Scalds are more common in children, especially from the accidental spilling of hot liquids.

==Food production ==
=== Beef, poultry and pork ===
The carcasses of beef, poultry and pork are commonly scalded after slaughter, to facilitate the removal of feathers and hair. Methods include immersion in tanks of hot water or spraying with steam. The scalding may be hard or soft, in which the temperature or duration is varied.
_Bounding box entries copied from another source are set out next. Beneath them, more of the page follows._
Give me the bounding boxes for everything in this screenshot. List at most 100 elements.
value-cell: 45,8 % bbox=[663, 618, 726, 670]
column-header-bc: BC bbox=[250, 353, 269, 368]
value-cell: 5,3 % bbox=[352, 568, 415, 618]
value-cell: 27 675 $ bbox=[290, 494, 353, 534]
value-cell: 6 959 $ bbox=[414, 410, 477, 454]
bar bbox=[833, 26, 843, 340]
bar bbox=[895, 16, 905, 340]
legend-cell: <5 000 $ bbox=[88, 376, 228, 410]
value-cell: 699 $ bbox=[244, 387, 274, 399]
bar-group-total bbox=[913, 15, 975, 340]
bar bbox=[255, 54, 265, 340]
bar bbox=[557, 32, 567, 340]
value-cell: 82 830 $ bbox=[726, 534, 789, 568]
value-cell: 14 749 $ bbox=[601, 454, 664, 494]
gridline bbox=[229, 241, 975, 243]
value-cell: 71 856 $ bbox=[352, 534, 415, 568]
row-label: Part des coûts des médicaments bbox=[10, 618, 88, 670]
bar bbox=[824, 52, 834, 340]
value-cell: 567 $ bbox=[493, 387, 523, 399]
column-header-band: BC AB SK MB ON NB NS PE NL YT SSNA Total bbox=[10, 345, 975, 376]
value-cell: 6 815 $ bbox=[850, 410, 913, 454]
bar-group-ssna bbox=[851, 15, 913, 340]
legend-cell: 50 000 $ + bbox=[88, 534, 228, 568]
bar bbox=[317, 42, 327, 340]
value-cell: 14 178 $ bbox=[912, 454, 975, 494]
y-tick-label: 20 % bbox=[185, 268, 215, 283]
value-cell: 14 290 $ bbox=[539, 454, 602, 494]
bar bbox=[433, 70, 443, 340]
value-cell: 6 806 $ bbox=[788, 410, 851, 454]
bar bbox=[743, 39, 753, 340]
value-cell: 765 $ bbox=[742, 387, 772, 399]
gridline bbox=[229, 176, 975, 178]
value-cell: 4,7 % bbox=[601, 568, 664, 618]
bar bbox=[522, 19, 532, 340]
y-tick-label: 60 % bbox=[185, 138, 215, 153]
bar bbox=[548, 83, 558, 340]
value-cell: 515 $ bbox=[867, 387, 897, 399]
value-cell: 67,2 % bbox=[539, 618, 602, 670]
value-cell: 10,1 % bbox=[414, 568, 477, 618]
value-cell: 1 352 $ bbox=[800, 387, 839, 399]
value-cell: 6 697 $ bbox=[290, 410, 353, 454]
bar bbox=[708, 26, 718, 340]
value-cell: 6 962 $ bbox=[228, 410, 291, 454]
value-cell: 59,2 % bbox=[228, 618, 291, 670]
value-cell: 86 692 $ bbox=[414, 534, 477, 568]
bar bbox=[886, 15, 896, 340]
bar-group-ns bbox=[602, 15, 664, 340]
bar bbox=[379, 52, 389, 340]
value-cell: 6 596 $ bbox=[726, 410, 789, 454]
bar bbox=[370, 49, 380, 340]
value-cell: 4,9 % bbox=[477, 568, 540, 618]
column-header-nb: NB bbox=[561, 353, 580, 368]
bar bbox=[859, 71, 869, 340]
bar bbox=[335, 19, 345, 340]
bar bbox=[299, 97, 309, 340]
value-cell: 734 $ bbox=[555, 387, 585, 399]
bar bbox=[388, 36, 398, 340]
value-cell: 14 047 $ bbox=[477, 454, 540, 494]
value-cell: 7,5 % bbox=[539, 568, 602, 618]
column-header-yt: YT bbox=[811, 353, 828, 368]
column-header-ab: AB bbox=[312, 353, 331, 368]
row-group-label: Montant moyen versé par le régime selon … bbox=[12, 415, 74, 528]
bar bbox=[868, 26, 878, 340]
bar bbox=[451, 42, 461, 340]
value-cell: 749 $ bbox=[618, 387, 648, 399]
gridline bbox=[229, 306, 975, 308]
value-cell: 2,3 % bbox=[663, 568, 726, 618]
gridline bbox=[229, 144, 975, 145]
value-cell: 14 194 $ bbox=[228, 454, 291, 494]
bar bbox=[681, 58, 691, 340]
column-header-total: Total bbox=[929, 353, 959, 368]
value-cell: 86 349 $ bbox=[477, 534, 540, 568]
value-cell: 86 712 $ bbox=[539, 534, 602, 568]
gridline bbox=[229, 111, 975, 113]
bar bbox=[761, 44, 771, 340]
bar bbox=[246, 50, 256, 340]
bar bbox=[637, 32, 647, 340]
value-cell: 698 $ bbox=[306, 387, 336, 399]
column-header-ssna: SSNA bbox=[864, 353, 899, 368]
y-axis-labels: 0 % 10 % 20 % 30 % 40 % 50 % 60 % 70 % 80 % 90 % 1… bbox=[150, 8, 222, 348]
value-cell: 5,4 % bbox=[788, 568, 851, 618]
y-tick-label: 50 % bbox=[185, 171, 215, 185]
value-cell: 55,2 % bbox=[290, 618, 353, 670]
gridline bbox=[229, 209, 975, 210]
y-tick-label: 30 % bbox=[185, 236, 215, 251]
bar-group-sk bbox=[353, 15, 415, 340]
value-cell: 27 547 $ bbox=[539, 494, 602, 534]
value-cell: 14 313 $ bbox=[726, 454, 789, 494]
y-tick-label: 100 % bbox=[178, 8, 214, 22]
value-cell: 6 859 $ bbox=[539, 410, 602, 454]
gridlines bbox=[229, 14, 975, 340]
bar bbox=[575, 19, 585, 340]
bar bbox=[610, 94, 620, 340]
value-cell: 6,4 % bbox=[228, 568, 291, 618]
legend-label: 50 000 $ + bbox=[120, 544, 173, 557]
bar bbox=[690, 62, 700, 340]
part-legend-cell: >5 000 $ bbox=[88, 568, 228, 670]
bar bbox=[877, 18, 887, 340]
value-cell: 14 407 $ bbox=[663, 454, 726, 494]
A hard scald of 58 °C (136.4 °F) for 2.5 minutes will remove the epidermis of poultry; this is commonly used for carcasses that will be frozen, so that their appearance is white and attractive.

=== Scalding milk ===

Scalded milk is milk that has been heated to 82 °C. At this temperature, bacteria are killed, enzymes in the milk are destroyed, and many of the proteins are denatured.

In cooking, milk is typically scalded to increase its temperature, or to change the consistency or other cooking interactions due to the denaturing of proteins.

Recipes that call for scalded milk include café au lait, baked milk, and ryazhenka. Scalded milk is used in yogurt to make the proteins unfold, and to make sure that all organisms that could out-compete the yogurt culture's bacteria are killed.

Milk is both scalded and also cooled in many recipes, such as for bread and other yeast doughs, as pasteurization does not kill all bacteria, and the wild yeasts that may also be present can alter the texture and flavor. In addition, scalding milk improves the rise due to inhibition of bread rise by certain undenatured milk proteins.